Por outro lado, do ponto de vista empresarial, também há questões relevantes a serem observadas. A falta de critérios e requisitos traria insegurança jurídica às organizações, pois correriam riscos trabalhistas ao estabelecerem os próprios critérios de concessão, assim como não os estabelecer os tornariam mais vulneráveis a fraudes, porque nem todo ciclo menstrual apresenta o quadro sintomático. Isso sem mencionar, de forma ampla, a possibilidade de custos operacionais derivados da licença.
Outrossim, pode-se afirmar que o afastamento provocado pelas dores do ciclo menstrual já é garantido no país, desde que apresentado atestado médico como nos demais casos de afastamento por motivos de saúde. Vale ressaltar que os sintomas mais acentuados no período menstrual geralmente apontam para doenças reprodutivas, como a endometriose e a síndrome dos ovários micropolicísticos, sendo necessária a avaliação pela ótica previdenciária.
Argumenta-se, ainda, que as normativas brasileiras atuais não fazem distinção de gênero sobre os motivos apresentados como causas de afastamento, pois existem leis antidiscriminação que proíbem práticas discriminatórias, a exemplo da Lei nº 9029/1995 que protege outros direitos das mulheres. Sob este viés, a licença menstrual seria redundante e pouco eficaz, ocasionando o efeito oposto do pretendido.
Tantos contrapontos reforçam a necessidade crescente de que as empresas dediquem atenção para as práticas de ESG. O conceito diz respeito a ciência das organizações de que suas ações, ou a falta delas, têm impactos éticos, sociais e no meio ambiente.

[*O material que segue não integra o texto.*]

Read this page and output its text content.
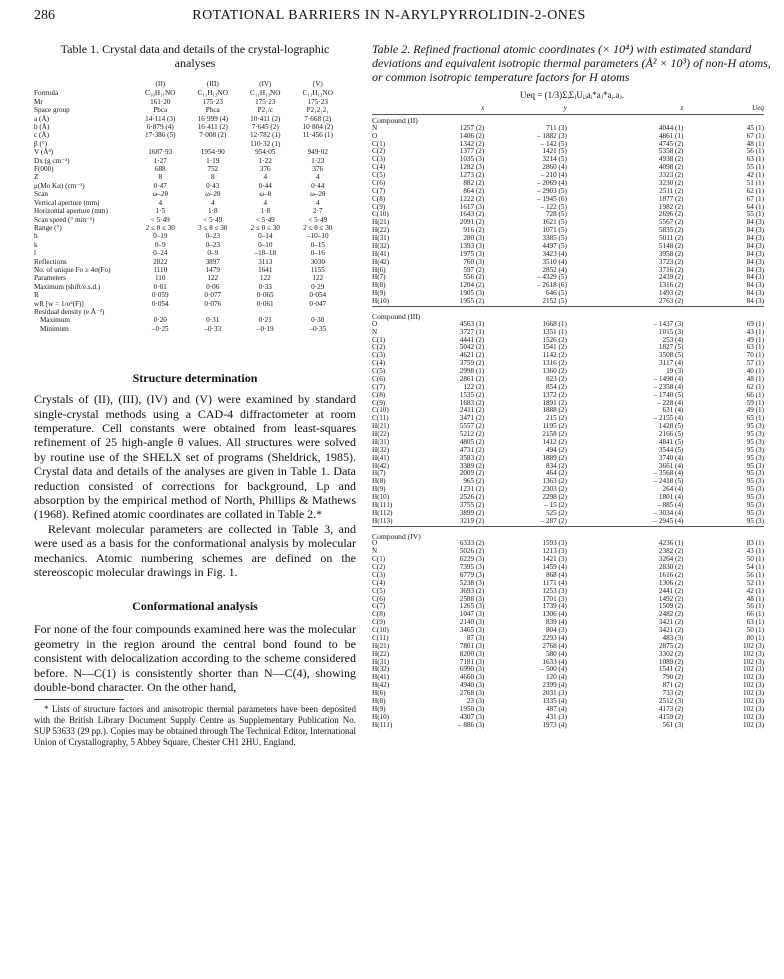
286	ROTATIONAL BARRIERS IN N-ARYLPYRROLIDIN-2-ONES

Table 1. Crystal data and details of the crystal-lographic analyses

	(II)	(III)	(IV)	(V)
Formula	C₁₀H₁₁NO	C₁₁H₁₃NO	C₁₁H₁₃NO	C₁₁H₁₃NO
Mr	161·20	175·23	175·23	175·23
Space group	Pbca	Pbca	P2₁/c	P2₁2₁2₁
a (Å)	14·114 (3)	16·999 (4)	10·411 (2)	7·668 (2)
b (Å)	6·879 (4)	16·411 (2)	7·645 (2)	10·804 (2)
c (Å)	17·386 (5)	7·008 (2)	12·782 (1)	11·456 (1)
β (°)			110·32 (1)	
V (Å³)	1687·93	1954·90	954·05	949·02
Dx (g cm⁻³)	1·27	1·19	1·22	1·23
F(000)	688	752	376	376
Z	8	8	4	4
μ(Mo Kα) (cm⁻¹)	0·47	0·43	0·44	0·44
Scan	ω–2θ	ω–2θ	ω–θ	ω–2θ
Vertical aperture (mm)	4	4	4	4
Horizontal aperture (mm)	1·5	1·8	1·8	2·7
Scan speed (° min⁻¹)	< 5·49	< 5·49	< 5·49	< 5·49
Range (°)	2 ≤ θ ≤ 30	3 ≤ θ ≤ 30	2 ≤ θ ≤ 30	2 ≤ θ ≤ 30
h	0–19	0–23	0–14	–10–10
k	0–9	0–23	0–10	0–15
l	0–24	0–9	–18–18	0–16
Reflections	2822	3897	3113	3030
No. of unique Fo ≥ 4σ(Fo)	1110	1479	1641	1155
Parameters	110	122	122	122
Maximum (shift/e.s.d.)	0·01	0·06	0·33	0·29
R	0·059	0·077	0·065	0·054
wR [w = 1/σ²(F)]	0·054	0·076	0·061	0·047
Residual density (e Å⁻³)				
Maximum	0·20	0·31	0·21	0·30
Minimum	–0·25	–0·33	–0·19	–0·35

Structure determination

Crystals of (II), (III), (IV) and (V) were examined by standard single-crystal methods using a CAD-4 diffractometer at room temperature. Cell constants were obtained from least-squares refinement of 25 high-angle θ values. All structures were solved by routine use of the SHELX set of programs (Sheldrick, 1985). Crystal data and details of the analyses are given in Table 1. Data reduction consisted of corrections for background, Lp and absorption by the empirical method of North, Phillips & Mathews (1968). Refined atomic coordinates are collated in Table 2.*

Relevant molecular parameters are collected in Table 3, and were used as a basis for the conformational analysis by molecular mechanics. Atomic numbering schemes are defined on the stereoscopic molecular drawings in Fig. 1.

Conformational analysis

For none of the four compounds examined here was the molecular geometry in the region around the central bond found to be consistent with delocalization according to the scheme considered before. N—C(1) is consistently shorter than N—C(4), showing double-bond character. On the other hand,

* Lists of structure factors and anisotropic thermal parameters have been deposited with the British Library Document Supply Centre as Supplementary Publication No. SUP 53633 (29 pp.). Copies may be obtained through The Technical Editor, International Union of Crystallography, 5 Abbey Square, Chester CH1 2HU, England.

Table 2. Refined fractional atomic coordinates (× 10⁴) with estimated standard deviations and equivalent isotropic thermal parameters (Å² × 10³) of non-H atoms, or common isotropic temperature factors for H atoms

Ueq = (1/3)ΣᵢΣⱼUᵢⱼaᵢ*aⱼ*aᵢ.aⱼ.
	x	y	z	Ueq
Compound (II)				
N	1257 (2)	711 (3)	4044 (1)	45 (1)
O	1406 (2)	– 1882 (3)	4861 (1)	67 (1)
C(1)	1342 (2)	– 142 (5)	4745 (2)	48 (1)
C(2)	1377 (2)	1421 (5)	5358 (2)	56 (1)
C(3)	1035 (3)	3214 (5)	4938 (2)	63 (1)
C(4)	1282 (3)	2860 (4)	4098 (2)	55 (1)
C(5)	1273 (2)	– 210 (4)	3323 (2)	42 (1)
C(6)	882 (2)	– 2069 (4)	3230 (2)	51 (1)
C(7)	864 (2)	– 2903 (5)	2511 (2)	62 (1)
C(8)	1222 (2)	– 1945 (6)	1877 (2)	67 (1)
C(9)	1617 (3)	– 122 (5)	1982 (2)	64 (1)
C(10)	1643 (2)	728 (5)	2696 (2)	55 (1)
H(21)	2091 (2)	1621 (5)	5567 (2)	84 (3)
H(22)	916 (2)	1071 (5)	5835 (2)	84 (3)
H(31)	280 (3)	3385 (5)	5011 (2)	84 (3)
H(32)	1393 (3)	4497 (5)	5148 (2)	84 (3)
H(41)	1975 (3)	3423 (4)	3958 (2)	84 (3)
H(42)	760 (3)	3510 (4)	3723 (2)	84 (3)
H(6)	597 (2)	2852 (4)	3716 (2)	84 (3)
H(7)	556 (2)	– 4329 (5)	2439 (2)	84 (3)
H(8)	1204 (2)	– 2618 (6)	1316 (2)	84 (3)
H(9)	1905 (3)	646 (5)	1493 (2)	84 (3)
H(10)	1955 (2)	2152 (5)	2763 (2)	84 (3)
Compound (III)				
O	4563 (1)	1668 (1)	– 1437 (3)	69 (1)
N	3727 (1)	1351 (1)	1015 (3)	43 (1)
C(1)	4441 (2)	1526 (2)	253 (4)	49 (1)
C(2)	5042 (2)	1541 (2)	1827 (5)	63 (1)
C(3)	4621 (2)	1142 (2)	3508 (5)	70 (1)
C(4)	3759 (2)	1316 (2)	3117 (4)	57 (1)
C(5)	2998 (1)	1360 (2)	19 (3)	40 (1)
C(6)	2861 (2)	823 (2)	– 1490 (4)	48 (1)
C(7)	122 (2)	854 (2)	– 2358 (4)	62 (1)
C(8)	1535 (2)	1372 (2)	– 1740 (5)	66 (1)
C(9)	1683 (2)	1891 (2)	– 228 (4)	59 (1)
C(10)	2411 (2)	1888 (2)	631 (4)	49 (1)
C(11)	3471 (2)	215 (2)	– 2155 (4)	65 (1)
H(21)	5557 (2)	1195 (2)	1428 (5)	95 (3)
H(22)	5212 (2)	2158 (2)	2166 (5)	95 (3)
H(31)	4805 (2)	1412 (2)	4841 (5)	95 (3)
H(32)	4731 (2)	494 (2)	3544 (5)	95 (3)
H(41)	3583 (2)	1889 (2)	3740 (4)	95 (3)
H(42)	3389 (2)	834 (2)	3661 (4)	95 (3)
H(7)	2009 (2)	464 (2)	– 3568 (4)	95 (3)
H(8)	965 (2)	1363 (2)	– 2418 (5)	95 (3)
H(9)	1231 (2)	2303 (2)	264 (4)	95 (3)
H(10)	2526 (2)	2298 (2)	1801 (4)	95 (3)
H(111)	3755 (2)	– 15 (2)	– 885 (4)	95 (3)
H(112)	3899 (2)	525 (2)	– 3034 (4)	95 (3)
H(113)	3219 (2)	– 287 (2)	– 2945 (4)	95 (3)
Compound (IV)				
O	6333 (2)	1593 (3)	4236 (1)	83 (1)
N	5026 (2)	1213 (3)	2382 (2)	43 (1)
C(1)	6229 (3)	1421 (3)	3264 (2)	50 (1)
C(2)	7395 (3)	1459 (4)	2830 (2)	54 (1)
C(3)	6779 (3)	868 (4)	1616 (2)	56 (1)
C(4)	5238 (3)	1171 (4)	1306 (2)	52 (1)
C(5)	3693 (2)	1253 (3)	2441 (2)	42 (1)
C(6)	2588 (3)	1701 (3)	1492 (2)	48 (1)
C(7)	1265 (3)	1739 (4)	1509 (2)	56 (1)
C(8)	1047 (3)	1306 (4)	2482 (2)	66 (1)
C(9)	2140 (3)	839 (4)	3421 (2)	63 (1)
C(10)	3465 (3)	804 (3)	3421 (2)	50 (1)
C(11)	87 (3)	2293 (4)	483 (3)	80 (1)
H(21)	7801 (3)	2768 (4)	2875 (2)	102 (3)
H(22)	8200 (3)	580 (4)	3302 (2)	102 (3)
H(31)	7181 (3)	1633 (4)	1089 (2)	102 (3)
H(32)	6990 (3)	– 500 (4)	1541 (2)	102 (3)
H(41)	4660 (3)	120 (4)	790 (2)	102 (3)
H(42)	4940 (3)	2399 (4)	871 (2)	102 (3)
H(6)	2768 (3)	2031 (3)	733 (2)	102 (3)
H(8)	23 (3)	1335 (4)	2512 (3)	102 (3)
H(9)	1950 (3)	487 (4)	4173 (2)	102 (3)
H(10)	4307 (3)	431 (3)	4159 (2)	102 (3)
H(111)	– 886 (3)	1973 (4)	561 (3)	102 (3)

Manter um ambiente de trabalho saudável e equilibrado é um objetivo alinhado aos propósitos abrangidos pela sigla.
Nesse sentido, uma agenda com enfoque em estratégias de gestão e governança pode construir a cultura participativa dentro empresa, com permissão para que as próprias trabalhadoras possam contribuir para a criação de iniciativas que melhorem a qualidade de vida e trabalho das trabalhadoras e empregadas.
Válido lembrar que todo ambiente de trabalho apresenta particularidades, as quais seriam observadas caso a caso, como, por exemplo, a possibilidade de implementar a flexibilização de horários e trabalho remoto.
Ressalta-se, ainda, que o ESG possui a característica de ser cíclico, o que torna improvável a criação de critérios e regras estanques. Isso significa que seria possível revogar e inovar iniciativas regularmente, com acompanhamento contínuo do público alvo, sem que as condições do trabalho feminino fossem negligenciadas por previsões legais afetadas pelo decurso do tempo ou as mudanças da sociedade.
Por fim, é possível concluir que apesar dos tabus acerca da menstruação influenciarem a percepção corporativa, o engajamento empresarial com as pautas de direitos das mulheres tem a contribuir tanto para as trabalhadoras quanto para a organização, que conquista diferencial competitivo e um quadro de colaboradoras de alto rendimento e comprometidas com o crescimento.
Rayanne Conceição de Almeida Santos é advogada na Lee, Brock, Camargo Advogados (LBCA).